Segregação, fuga, morte no campo. 
Visto de longe, o destino de Charlotte Salomon (1917-1943) não é diferente da maioria dos judeus alemães nos anos 30 e 40. Nascida numa família culta e abastada, viu o pai ser impedido de dar aulas na universidade; a madrasta, a importante cantora lírica Paula Lindberg e figura de obsessão para Charlotte, impedida de cantar para não-judeus e ambos serem internados num campo de concentração de onde haveriam de escapar. No seu caso, porém, ao horror induzido pelo regime acrescenta-se ainda uma história familiar de contornos trágicos, com os suicídios da tia, da mãe e da avó em momentos decisivos da sua vida.
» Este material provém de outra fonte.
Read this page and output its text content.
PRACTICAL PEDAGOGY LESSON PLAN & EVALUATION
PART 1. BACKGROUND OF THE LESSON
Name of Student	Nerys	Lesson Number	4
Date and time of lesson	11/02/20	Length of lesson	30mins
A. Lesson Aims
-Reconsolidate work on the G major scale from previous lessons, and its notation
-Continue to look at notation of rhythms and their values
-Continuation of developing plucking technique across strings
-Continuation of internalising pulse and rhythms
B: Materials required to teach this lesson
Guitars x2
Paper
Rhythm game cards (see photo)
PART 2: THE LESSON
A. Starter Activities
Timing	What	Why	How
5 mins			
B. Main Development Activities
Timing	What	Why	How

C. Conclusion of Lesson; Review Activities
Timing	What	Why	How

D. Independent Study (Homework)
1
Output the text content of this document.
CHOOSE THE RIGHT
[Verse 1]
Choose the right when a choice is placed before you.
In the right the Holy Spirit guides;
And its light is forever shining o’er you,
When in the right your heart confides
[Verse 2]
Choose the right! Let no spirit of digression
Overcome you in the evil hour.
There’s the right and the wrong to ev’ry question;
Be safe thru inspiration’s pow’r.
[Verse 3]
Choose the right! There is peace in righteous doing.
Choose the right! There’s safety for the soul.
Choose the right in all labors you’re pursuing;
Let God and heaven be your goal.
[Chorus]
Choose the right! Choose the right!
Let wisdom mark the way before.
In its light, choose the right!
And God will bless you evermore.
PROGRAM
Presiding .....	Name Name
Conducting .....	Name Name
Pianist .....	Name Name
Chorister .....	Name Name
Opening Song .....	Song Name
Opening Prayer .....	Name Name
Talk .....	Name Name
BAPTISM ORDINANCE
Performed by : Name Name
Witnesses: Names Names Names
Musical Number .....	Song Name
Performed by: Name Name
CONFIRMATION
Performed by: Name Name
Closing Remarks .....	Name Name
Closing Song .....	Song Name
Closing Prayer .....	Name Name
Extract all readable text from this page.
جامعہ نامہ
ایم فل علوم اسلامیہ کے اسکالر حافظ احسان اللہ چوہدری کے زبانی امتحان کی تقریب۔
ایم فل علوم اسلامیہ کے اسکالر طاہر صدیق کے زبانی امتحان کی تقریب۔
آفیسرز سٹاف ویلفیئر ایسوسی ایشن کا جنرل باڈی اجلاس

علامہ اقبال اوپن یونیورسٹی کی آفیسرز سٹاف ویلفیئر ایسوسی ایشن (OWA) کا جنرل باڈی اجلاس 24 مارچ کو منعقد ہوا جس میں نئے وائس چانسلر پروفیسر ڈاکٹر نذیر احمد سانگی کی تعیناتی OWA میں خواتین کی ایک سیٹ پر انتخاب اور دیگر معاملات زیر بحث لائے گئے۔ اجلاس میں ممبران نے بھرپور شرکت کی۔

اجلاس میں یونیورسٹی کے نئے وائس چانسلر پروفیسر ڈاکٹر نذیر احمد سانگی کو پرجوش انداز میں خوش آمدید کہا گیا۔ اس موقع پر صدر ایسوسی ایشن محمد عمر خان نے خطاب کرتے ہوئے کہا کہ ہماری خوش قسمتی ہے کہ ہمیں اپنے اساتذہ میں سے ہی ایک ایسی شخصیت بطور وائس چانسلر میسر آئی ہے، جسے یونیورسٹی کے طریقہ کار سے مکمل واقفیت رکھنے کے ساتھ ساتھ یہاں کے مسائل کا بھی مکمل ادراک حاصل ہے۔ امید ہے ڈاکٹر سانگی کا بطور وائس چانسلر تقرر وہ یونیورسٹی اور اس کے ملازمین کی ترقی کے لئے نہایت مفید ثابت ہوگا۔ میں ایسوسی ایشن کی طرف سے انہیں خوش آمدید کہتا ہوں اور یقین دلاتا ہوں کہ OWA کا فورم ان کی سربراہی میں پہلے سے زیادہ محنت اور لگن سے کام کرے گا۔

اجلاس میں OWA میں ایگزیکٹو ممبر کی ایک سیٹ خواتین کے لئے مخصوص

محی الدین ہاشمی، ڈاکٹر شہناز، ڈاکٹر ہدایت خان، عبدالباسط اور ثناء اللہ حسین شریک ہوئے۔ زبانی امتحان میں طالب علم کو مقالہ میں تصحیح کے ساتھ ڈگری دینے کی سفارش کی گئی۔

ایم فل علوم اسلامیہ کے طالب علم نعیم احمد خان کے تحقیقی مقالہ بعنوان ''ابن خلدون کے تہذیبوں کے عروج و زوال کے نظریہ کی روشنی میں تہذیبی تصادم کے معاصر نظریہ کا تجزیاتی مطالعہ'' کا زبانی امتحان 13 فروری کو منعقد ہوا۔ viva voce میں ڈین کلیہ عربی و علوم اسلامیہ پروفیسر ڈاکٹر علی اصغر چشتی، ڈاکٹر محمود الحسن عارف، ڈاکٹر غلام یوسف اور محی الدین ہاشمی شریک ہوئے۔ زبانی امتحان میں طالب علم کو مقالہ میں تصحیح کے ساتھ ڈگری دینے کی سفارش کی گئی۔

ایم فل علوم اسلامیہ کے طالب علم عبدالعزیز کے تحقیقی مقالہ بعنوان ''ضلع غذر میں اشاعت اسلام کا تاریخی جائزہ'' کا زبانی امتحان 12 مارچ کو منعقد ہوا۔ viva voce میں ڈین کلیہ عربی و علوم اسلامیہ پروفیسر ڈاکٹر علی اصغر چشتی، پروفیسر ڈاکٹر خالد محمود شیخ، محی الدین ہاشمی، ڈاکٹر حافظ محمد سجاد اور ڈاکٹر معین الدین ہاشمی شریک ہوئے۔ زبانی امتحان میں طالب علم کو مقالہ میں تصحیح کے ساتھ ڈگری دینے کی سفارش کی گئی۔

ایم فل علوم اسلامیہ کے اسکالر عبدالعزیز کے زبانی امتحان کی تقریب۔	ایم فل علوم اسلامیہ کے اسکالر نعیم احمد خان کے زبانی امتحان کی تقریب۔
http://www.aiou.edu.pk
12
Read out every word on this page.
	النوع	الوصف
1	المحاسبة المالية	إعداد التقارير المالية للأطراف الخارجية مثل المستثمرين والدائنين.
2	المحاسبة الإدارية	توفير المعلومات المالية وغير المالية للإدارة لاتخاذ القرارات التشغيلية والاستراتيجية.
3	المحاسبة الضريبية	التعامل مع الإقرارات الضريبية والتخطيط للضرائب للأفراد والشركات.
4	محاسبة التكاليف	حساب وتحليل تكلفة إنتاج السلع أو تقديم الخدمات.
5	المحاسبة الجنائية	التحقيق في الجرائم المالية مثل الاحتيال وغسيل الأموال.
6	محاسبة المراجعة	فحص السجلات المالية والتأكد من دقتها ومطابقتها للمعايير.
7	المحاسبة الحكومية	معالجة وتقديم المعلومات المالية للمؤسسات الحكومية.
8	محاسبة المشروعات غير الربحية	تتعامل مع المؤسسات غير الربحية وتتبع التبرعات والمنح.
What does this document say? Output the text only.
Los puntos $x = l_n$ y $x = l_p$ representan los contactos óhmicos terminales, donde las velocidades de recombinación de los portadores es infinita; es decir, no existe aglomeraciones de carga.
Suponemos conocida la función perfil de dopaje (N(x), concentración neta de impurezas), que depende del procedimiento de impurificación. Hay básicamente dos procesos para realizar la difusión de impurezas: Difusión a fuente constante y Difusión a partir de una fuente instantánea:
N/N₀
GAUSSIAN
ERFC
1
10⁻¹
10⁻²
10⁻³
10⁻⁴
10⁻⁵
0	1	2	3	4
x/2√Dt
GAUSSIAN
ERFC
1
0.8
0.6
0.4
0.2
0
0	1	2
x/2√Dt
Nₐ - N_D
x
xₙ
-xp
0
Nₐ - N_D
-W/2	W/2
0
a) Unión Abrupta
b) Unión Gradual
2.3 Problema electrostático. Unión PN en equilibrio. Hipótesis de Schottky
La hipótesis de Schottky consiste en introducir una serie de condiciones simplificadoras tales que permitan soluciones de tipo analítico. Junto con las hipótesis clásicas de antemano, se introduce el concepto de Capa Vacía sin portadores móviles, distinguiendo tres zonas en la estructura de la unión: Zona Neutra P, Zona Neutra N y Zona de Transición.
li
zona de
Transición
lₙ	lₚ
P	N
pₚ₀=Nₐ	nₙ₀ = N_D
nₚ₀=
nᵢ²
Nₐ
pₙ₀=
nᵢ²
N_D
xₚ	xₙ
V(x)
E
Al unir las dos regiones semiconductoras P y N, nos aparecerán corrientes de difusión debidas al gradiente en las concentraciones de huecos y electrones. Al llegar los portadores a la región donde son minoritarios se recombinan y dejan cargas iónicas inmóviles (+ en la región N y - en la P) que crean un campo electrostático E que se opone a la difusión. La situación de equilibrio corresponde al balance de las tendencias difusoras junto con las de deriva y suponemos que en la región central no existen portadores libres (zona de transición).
Salomon acabaria assassinada, grávida, em Auschwitz em 1943. Para trás, deixados em caixotes, ficavam cerca de 1300 guaches que executou entre 1940 e 1942 quando se refugiou no Sul de França com os avós após a intensificação das perseguições. Entregue ao pai em 1947, esse acervo foi parcialmente mostrado em exposições na Holanda e Alemanha, durante os anos 60, mas só a partir dos anos 90 a sua obra despertou verdadeira atenção internacional.
A sua estrutura é, porém, mais complexa: simultaneidade de tempos na mesma imagem; polifonia de vozes e figuras; espaços que se tornam quase abstratos ou intensamente narrativos, por vezes recorrendo a dissociações entre texto e imagem; solilóquios meditativos; referências religiosas, filosóficas ou musicais alargam a densidade de uma obra que se vai construindo de acordo com uma lógica que segue as convenções narrativas do teatro (com uma sucessão de cenas e atos) dando um sentido global a desenhos que sobrevivem na sua qualidade individual e revelam uma autoria.
Como sugere a historiadora Griselda Pollock, que escreveu um livro sobre Charlotte, a receção destes trabalhos tem sido marcada pela ambivalência entre o reconhecimento da tragédia pessoal e a dificuldade de clarificar o lugar de uma obra como estas no contexto da arte do seu tempo. O observador, porém, não tem de escolher. Como os romances de Primo Levi ou a poesia de Paul Celan, os diários de Anne Frank ou Victor Klemperer, os desenhos de Charlotte Salomon são evidentemente um contributo para entender a desumanização a que o III Reich conduziu as suas vítimas. Mas na sua complexidade e vitalidade trágica, também reafirmam a importância da arte como forma de resistência à monstruosidade.